Leveraging Generative AI for Digital Accessibility
Topic: Investigation and Application of LLMs and Vision Models to Enhance Document Accessibility
Context: With the introduction of the European Accessibility Act, public institutions face the challenge of making all digital content accessible. This includes ensuring legacy documents (PDFs, Word files) are compatible with assistive technologies. Currently, a significant portion of university documents does not meet these standards. This thesis explores how modern AI technologies can bridge this gap.
Project Vision: The goal of this thesis is to investigate the potential of Large Language Models (LLMs) and Vision Models to automate or assist in the creation of barrier-free documents. Unlike rigid rule-based systems, Generative AI offers new possibilities for understanding context, describing images, and interpreting document structures.

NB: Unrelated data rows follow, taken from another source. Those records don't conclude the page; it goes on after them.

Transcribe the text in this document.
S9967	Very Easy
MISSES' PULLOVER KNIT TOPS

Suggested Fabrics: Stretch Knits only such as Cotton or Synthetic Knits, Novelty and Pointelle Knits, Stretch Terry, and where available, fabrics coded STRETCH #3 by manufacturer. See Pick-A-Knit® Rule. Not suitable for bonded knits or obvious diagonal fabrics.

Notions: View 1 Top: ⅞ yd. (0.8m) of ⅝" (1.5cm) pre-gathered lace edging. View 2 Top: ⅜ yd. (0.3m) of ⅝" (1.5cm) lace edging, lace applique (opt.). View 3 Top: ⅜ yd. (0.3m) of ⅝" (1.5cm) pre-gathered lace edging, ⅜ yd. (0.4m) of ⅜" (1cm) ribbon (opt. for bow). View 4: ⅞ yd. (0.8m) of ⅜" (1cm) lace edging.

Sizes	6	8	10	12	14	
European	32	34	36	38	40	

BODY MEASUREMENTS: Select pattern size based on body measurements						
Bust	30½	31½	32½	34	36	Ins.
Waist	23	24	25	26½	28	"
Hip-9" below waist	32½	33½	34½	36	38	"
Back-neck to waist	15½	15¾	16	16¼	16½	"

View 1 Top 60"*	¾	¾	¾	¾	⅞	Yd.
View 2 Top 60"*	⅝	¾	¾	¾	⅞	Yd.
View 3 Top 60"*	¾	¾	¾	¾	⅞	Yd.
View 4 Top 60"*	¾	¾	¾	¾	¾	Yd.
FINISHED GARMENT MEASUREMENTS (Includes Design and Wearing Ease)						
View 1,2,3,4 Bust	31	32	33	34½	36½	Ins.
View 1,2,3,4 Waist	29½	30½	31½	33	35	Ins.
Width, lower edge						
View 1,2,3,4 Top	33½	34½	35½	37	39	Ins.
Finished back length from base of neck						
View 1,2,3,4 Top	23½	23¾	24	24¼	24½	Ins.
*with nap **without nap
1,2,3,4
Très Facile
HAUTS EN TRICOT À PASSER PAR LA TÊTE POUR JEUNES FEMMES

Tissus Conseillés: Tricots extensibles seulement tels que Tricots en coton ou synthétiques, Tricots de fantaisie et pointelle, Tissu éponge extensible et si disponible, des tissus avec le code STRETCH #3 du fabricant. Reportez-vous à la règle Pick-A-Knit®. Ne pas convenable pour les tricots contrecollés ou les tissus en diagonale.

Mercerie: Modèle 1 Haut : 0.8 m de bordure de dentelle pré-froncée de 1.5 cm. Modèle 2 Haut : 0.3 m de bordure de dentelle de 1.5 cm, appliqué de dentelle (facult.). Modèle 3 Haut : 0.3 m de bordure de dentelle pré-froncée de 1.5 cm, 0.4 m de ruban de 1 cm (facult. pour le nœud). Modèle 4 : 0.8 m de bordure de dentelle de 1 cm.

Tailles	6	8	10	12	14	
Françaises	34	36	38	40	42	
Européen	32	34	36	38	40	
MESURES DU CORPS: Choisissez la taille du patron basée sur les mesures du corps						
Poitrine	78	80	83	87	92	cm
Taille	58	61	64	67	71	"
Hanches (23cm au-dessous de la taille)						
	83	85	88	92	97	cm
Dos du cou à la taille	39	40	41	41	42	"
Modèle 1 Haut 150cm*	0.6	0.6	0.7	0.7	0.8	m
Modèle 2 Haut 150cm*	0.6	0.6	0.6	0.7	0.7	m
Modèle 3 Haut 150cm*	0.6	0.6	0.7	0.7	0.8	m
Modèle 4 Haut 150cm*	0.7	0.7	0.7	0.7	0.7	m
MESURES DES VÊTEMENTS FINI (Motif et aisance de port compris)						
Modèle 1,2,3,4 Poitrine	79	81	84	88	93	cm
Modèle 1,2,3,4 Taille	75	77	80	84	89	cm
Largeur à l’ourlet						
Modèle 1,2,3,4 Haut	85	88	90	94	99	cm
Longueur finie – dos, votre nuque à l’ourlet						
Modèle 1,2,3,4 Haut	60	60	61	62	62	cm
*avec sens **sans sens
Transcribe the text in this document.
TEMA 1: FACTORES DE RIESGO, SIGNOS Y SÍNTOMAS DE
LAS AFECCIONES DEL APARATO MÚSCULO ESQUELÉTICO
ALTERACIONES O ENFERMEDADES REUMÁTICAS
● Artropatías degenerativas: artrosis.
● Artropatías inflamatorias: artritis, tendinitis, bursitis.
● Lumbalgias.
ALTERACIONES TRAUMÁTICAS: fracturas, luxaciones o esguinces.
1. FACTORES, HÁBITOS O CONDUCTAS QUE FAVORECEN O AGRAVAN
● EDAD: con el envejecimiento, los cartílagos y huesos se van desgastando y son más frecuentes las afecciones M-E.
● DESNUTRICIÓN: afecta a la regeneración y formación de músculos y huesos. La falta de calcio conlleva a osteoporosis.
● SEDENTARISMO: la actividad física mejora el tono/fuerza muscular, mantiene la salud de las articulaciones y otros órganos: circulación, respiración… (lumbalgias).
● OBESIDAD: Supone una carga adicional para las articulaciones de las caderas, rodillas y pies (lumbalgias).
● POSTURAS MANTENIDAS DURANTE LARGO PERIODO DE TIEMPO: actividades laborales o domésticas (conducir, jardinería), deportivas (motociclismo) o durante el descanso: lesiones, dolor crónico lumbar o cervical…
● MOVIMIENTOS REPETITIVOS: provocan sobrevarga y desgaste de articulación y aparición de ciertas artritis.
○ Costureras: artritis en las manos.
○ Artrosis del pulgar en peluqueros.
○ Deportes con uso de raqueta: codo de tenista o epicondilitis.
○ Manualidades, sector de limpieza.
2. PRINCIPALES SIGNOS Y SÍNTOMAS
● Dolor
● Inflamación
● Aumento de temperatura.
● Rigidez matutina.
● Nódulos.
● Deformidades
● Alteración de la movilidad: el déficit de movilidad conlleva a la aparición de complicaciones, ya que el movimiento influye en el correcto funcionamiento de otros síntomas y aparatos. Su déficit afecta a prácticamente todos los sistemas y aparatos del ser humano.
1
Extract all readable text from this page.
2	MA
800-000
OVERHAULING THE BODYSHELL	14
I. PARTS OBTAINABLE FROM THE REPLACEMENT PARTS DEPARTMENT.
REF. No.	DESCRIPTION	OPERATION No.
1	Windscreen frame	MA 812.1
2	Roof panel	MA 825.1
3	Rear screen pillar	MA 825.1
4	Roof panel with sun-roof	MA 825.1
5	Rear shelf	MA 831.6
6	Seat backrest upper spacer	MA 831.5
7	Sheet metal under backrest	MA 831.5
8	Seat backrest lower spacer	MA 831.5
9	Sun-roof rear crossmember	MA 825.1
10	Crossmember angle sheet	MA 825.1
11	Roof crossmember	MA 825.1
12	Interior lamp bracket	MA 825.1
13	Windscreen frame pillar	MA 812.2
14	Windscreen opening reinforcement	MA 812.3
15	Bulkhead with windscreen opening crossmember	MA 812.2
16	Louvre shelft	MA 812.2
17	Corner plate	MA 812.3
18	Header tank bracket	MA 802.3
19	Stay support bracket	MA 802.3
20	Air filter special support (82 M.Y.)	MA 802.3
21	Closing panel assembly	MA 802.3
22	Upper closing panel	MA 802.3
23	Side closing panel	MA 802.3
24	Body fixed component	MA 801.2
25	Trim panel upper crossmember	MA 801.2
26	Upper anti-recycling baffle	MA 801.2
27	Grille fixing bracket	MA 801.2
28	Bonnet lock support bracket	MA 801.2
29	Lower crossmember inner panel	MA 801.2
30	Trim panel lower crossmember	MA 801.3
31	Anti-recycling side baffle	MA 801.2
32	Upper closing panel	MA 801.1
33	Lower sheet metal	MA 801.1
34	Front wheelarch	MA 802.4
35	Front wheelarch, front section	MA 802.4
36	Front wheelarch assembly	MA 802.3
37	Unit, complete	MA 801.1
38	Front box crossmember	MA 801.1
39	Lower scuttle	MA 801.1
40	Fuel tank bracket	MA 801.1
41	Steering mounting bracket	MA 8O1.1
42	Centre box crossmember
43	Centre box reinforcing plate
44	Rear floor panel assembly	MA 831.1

Scope & Potential Directions: Students are encouraged to bring their own ideas to the table. The specific focus of the work can be tailored to your interests, but potential research avenues include:
·Automated Remediation: Developing a prototype that utilizes the university’s internal uniGPT model to automatically suggest structural tags or repairs for legacy documents.
·Visual Context: Using Vision Models to generate context-aware "Alt-Text" for complex diagrams and images.
·Evaluation & Verification: Investigating if LLMs can act as "auditors" to reliably detect accessibility violations that standard tools miss.
·Human-in-the-Loop: Designing a workflow where AI assists staff members in remediating documents, rather than fully automating the process.
Your Tasks:
·Literature review on the state of the art in AI-driven accessibility.
·Conceptualization of a solution architecture using available resources (e.g., uniGPT).
·Implementation of a Proof of Concept (PoC).
·Evaluation of the solution regarding accuracy, efficiency, and compliance with accessibility standards (e.g., WCAG).
We Offer:
·Creative Freedom: The opportunity to shape the direction of the thesis and define your own implementation strategy.
·Access to Infrastructure: Use of university-hosted models (uniGPT) and computing resources.